Si usted es aficionado y no estuvo anoche en el Central tengo que darle mi pésame. Fue el evento flamenco de la temporada. Son valientes e inteligentes y la puesta en escena, un hombre, una guitarra, es fruto de lo segundo, aunque con el requisito indispensable de lo primero. Por supuesto que ellos, para ser valientes, tienen el respaldo de su dominio técnico asombroso, la identificación total del hombre con su instrumento (que no es la guitarra sino el corazón, claro).
Daniel de Morón tiene un universo propio. Es lo más que se puede decir de un creador. El paisaje que nos presenta el tocaor tiene todos los caracteres de la obra de arte pertinente, resulta tan familiar como extraño. Esa es la facultad del arte, la facultad de este intérprete, iluminar la parte en sombra de la realidad que tenemos delante de las narices. Aunque para ello se sirve de una panorámica en embudo.

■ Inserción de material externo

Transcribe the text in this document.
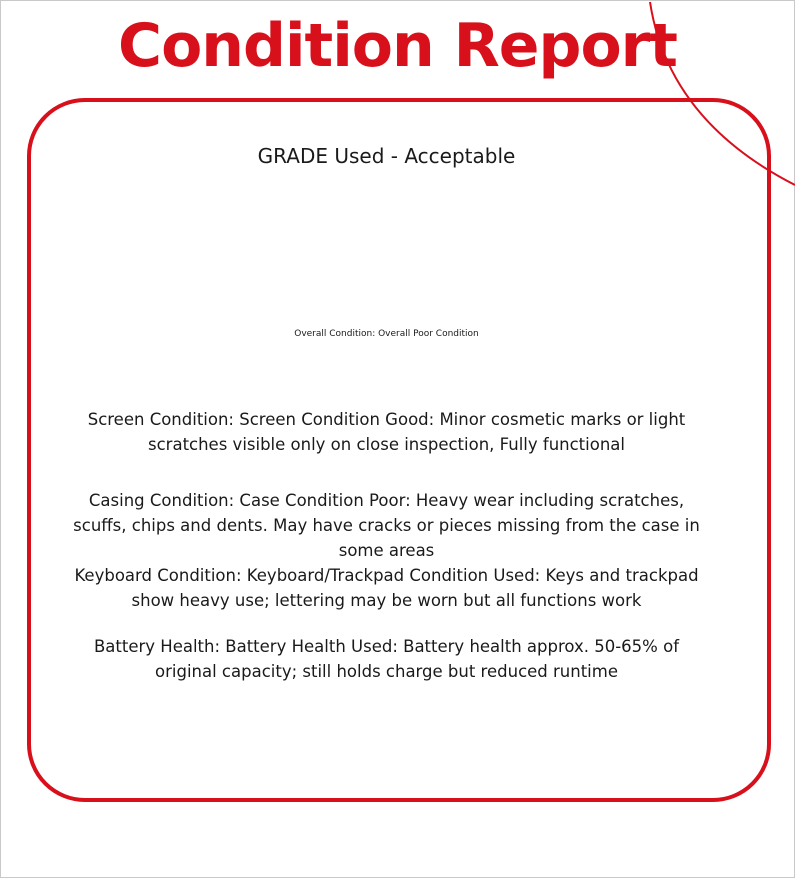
Condition Report

GRADE Used - Acceptable

Overall Condition: Overall Poor Condition

Screen Condition: Screen Condition Good: Minor cosmetic marks or light scratches visible only on close inspection, Fully functional

Casing Condition: Case Condition Poor: Heavy wear including scratches, scuffs, chips and dents. May have cracks or pieces missing from the case in some areas

Keyboard Condition: Keyboard/Trackpad Condition Used: Keys and trackpad show heavy use; lettering may be worn but all functions work

Battery Health: Battery Health Used: Battery health approx. 50-65% of original capacity; still holds charge but reduced runtime
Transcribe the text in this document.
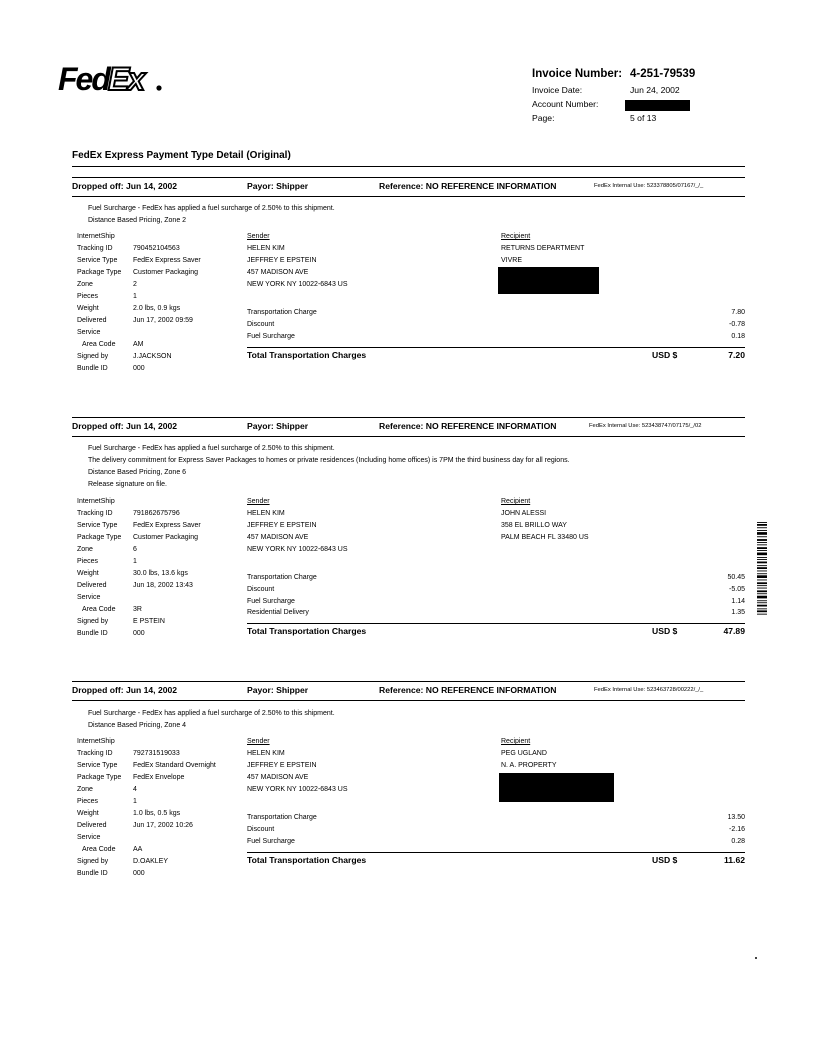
Fed Ex	Invoice Number: 4-251-79539
Invoice Date:	Jun 24, 2002
Account Number:
Page:	5 of 13
FedEx Express Payment Type Detail (Original)
Dropped off: Jun 14, 2002	Payor: Shipper	Reference: NO REFERENCE INFORMATION	FedEx Internal Use: 523378805/07167/_/_
Fuel Surcharge - FedEx has applied a fuel surcharge of 2.50% to this shipment.
Distance Based Pricing, Zone 2
InternetShip
Tracking ID	790452104563
Service Type FedEx Express Saver
Package Type Customer Packaging
Zone	2
Pieces	1
Weight	2.0 lbs, 0.9 kgs
Delivered	Jun 17, 2002 09:59
Service
Area Code	AM
Signed by	J.JACKSON
Bundle ID	000
Sender
HELEN KIM
JEFFREY E EPSTEIN
457 MADISON AVE
NEW YORK NY 10022-6843 US
Recipient
RETURNS DEPARTMENT
VIVRE
Transportation Charge	7.80
Discount	-0.78
Fuel Surcharge	0.18
Total Transportation Charges	USD $	7.20
Dropped off: Jun 14, 2002	Payor: Shipper	Reference: NO REFERENCE INFORMATION	FedEx Internal Use: 523438747/07175/_/02
Fuel Surcharge - FedEx has applied a fuel surcharge of 2.50% to this shipment.
The delivery commitment for Express Saver Packages to homes or private residences (Including home offices) is 7PM the third business day for all regions.
Distance Based Pricing, Zone 6
Release signature on file.
InternetShip
Tracking ID	791862675796
Service Type FedEx Express Saver
Package Type Customer Packaging
Zone	6
Pieces	1
Weight	30.0 lbs, 13.6 kgs
Delivered	Jun 18, 2002 13:43
Service
Area Code	3R
Signed by	E PSTEIN
Bundle ID	000
Sender
HELEN KIM
JEFFREY E EPSTEIN
457 MADISON AVE
NEW YORK NY 10022-6843 US
Recipient
JOHN ALESSI
358 EL BRILLO WAY
PALM BEACH FL 33480 US
Transportation Charge	50.45
Discount	-5.05
Fuel Surcharge	1.14
Residential Delivery	1.35
Total Transportation Charges	USD $	47.89
Dropped off: Jun 14, 2002	Payor: Shipper	Reference: NO REFERENCE INFORMATION	FedEx Internal Use: 523463728/00222/_/_
Fuel Surcharge - FedEx has applied a fuel surcharge of 2.50% to this shipment.
Distance Based Pricing, Zone 4
InternetShip
Tracking ID	792731519033
Service Type FedEx Standard Overnight
Package Type FedEx Envelope
Zone	4
Pieces	1
Weight	1.0 lbs, 0.5 kgs
Delivered	Jun 17, 2002 10:26
Service
Area Code	AA
Signed by	D.OAKLEY
Bundle ID	000
Sender
HELEN KIM
JEFFREY E EPSTEIN
457 MADISON AVE
NEW YORK NY 10022-6843 US
Recipient
PEG UGLAND
N. A. PROPERTY
Transportation Charge	13.50
Discount	-2.16
Fuel Surcharge	0.28
Total Transportation Charges	USD $	11.62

Todavía entiendo que hay un velo, que son demasiadas notas las que arroja sobre el escenario. Más ese cuadro de melancolía abstracta es un territorio conquistado por él a solas. Cada noche. Y eso, la emoción, es lo que persigue el aficionado, el ser humano, en la música.
Lagos, de pulsación perfecta, la elegancia, la pulcritud. Dialoga con más franqueza con la tradición. También resulta más contenido, algo convencional en ocasiones por ello. Redondo, inmutable. Fresco, pulido, primaveral: pleno de colores. Elocuente. El arte de la puesta en escena es arte de composición, y los dos son notables compositores. Ducho, artesanal, el segundo, imaginativo y rebelde el primero. Por eso el espectáculo se cerró con una buena dosis de energía y perfecta manufactura. Arte de la composición, labor de limpieza, de pulir hasta la trasparencia. Anoche la dosificación de artificio, algunas de las composiciones tienen más de diez años, y frescura, fue casi perfecta.
Las imágenes pertenecen a otros conciertos.